There seems to be a new work mulling around inside, broiling from a fire in my bones, perhaps long denied by my own busy life, first preoccupied with church, then community and marketplace opportunities.
I am not complaining, just blessed and hungry for a means to share.
Posting first on Facebook, with so many of my aging friends, then LinkedIn and Twitter, my market savvy crowd, as well as an occasional, but limited communication with the millenials on Instagram.
Lord help me as I am addicted to seeing the responses I see from fellow educators, former students and peers with whom I have shared a lifetime, especially since my early college days.
Yes, something is surely happening in me, shut up in my bones; for years, like many my age, long pressed down by the need to avoid offense.
Now as I mature and the body weakens, the bones burn.
I really don't think its pent-up regret, but rather some substanative wisdom that in a younger mind, one who still needs "market," would be denied. Perhaps it describes another dimension, less tangible than the universe in which we now "live and have our being."
"Nothing is new under the sun," surely known earlier, though now blurred by human knowledge, our spirit mind threatened by the vast glowing galaxies, yet haunting if somewhere in that vacuum exists another reality, as hinted in ancient writ.
Maybe now I'll say what I should have shouted, when I was younger, though by different means than those who shouted before me. Their words lost to wars and prosperity doctrines, too often only shared within segregated walls of brick and mortar, on campuses now hard to support. The loudest directed at an outside world by electronic media, those words however muffled by a constant plea for funds. May my words surely offend their theology.
Such words have to incubate over generations, maybe even beyond my own. Lord have mercy and if in your time, provide those words as I wait on you.
Perhaps, love is finally ripening within me, as I feel called to share my love, the deep changes since that night on January 3rd, 1973, yes 50 years ago, when an undeniable epiphany occured, as unannounced I walked into my dad's living room as he prayed for me by name.
Then the English teacher across the hall joined hands with me as our principal invited us to an interdenominational prayer breakfast that led to my first community leadership role and later a ninth grader, Mitzi Foster, assumed I needed scripture in my life so she discretely placed a 5th grade Gideon Testament on my desk.
My teaching ability and a Pentecostal pastor with an amazing story, opened doors in a small church which soon expanded my calling, opening denominational leadership roles to an otherwise discarded divorcee had they played by the rules.

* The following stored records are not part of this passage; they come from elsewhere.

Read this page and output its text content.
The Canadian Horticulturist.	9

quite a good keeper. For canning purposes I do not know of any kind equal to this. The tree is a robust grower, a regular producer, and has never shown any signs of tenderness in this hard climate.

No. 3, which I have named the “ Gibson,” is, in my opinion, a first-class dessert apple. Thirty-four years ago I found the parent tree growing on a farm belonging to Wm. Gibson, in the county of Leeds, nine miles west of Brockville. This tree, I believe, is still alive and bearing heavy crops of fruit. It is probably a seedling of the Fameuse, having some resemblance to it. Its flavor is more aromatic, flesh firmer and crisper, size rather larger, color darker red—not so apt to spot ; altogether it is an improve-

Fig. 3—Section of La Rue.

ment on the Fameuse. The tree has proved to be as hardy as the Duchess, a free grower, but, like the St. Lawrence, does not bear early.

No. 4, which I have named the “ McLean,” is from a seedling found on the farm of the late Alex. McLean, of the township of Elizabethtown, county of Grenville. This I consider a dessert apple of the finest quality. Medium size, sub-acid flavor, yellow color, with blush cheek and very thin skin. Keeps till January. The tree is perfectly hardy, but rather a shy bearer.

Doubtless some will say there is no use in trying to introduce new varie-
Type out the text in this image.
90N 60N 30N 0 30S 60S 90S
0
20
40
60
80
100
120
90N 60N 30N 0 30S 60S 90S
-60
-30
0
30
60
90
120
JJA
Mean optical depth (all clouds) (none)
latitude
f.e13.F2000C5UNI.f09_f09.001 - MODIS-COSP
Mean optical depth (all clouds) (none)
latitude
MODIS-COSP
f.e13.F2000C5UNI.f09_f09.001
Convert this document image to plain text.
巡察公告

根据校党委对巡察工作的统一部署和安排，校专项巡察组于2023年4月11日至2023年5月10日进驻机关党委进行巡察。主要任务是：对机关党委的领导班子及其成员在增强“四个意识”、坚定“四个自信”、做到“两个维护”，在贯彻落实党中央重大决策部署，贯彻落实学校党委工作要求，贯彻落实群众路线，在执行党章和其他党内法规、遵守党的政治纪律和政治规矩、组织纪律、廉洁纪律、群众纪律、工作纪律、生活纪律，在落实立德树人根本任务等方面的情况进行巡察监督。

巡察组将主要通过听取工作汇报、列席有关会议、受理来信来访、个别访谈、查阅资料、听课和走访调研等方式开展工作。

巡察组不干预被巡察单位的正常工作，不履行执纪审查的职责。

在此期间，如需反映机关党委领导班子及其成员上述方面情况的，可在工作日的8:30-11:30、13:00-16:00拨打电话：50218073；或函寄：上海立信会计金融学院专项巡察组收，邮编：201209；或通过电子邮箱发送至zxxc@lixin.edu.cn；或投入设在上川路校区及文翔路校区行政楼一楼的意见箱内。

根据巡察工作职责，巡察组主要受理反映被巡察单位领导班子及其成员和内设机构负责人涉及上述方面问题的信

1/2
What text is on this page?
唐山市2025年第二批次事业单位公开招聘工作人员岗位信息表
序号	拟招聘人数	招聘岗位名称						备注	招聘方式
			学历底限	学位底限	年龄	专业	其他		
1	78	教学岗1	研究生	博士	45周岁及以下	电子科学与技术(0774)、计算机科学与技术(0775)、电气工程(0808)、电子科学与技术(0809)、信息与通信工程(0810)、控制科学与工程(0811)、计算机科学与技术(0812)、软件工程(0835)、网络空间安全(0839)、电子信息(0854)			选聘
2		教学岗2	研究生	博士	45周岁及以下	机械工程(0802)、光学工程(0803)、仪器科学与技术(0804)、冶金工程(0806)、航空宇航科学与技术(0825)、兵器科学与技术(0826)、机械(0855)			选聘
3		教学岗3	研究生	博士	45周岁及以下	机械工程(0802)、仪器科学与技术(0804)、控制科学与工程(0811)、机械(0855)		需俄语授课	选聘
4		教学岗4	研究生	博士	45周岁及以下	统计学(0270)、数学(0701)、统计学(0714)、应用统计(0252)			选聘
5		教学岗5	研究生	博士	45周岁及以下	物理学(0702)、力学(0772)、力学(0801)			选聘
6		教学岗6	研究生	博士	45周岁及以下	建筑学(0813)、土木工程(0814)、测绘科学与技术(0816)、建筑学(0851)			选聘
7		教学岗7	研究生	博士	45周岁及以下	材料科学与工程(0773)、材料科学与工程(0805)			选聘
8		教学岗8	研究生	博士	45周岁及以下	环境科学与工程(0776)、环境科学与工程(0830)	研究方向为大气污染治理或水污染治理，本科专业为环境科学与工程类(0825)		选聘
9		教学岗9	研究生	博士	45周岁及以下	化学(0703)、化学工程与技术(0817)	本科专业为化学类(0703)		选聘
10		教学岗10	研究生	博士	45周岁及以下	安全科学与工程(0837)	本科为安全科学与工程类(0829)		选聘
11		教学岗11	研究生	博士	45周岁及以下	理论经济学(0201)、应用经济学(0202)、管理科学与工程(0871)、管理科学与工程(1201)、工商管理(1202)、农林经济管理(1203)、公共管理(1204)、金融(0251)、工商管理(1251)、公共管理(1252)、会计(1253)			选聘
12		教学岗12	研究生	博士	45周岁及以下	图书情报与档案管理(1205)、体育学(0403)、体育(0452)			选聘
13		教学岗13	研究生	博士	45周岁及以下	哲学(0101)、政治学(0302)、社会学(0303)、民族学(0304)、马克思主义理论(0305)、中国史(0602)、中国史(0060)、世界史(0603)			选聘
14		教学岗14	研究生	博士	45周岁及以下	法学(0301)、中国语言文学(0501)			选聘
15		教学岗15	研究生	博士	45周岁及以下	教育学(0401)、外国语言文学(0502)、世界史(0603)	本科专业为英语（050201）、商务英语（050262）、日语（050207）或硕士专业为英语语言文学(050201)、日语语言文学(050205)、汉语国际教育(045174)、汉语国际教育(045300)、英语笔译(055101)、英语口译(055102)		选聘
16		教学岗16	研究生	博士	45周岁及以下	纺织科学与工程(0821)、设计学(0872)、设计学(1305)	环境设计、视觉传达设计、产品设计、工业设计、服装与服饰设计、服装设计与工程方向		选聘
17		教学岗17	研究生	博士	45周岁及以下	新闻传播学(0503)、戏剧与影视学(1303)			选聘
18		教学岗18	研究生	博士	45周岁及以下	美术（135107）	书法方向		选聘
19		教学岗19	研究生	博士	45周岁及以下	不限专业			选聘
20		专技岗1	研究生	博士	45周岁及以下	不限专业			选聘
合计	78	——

Then came the calling to greater community leadership, the need for a masters degree, and later a third degree, each providing opportunity for promotions that were undeniably God ordained.
So much history, so many relationships, so much change.
My morning scripture reads only bait me further, as was the case this a.m.
"We always thank God for all of you and continually mention you in our prayers. We remember before our God and Father your work produced by faith, your labor prompted by love, and your endurance inspired by hope in our Lord Jesus Christ."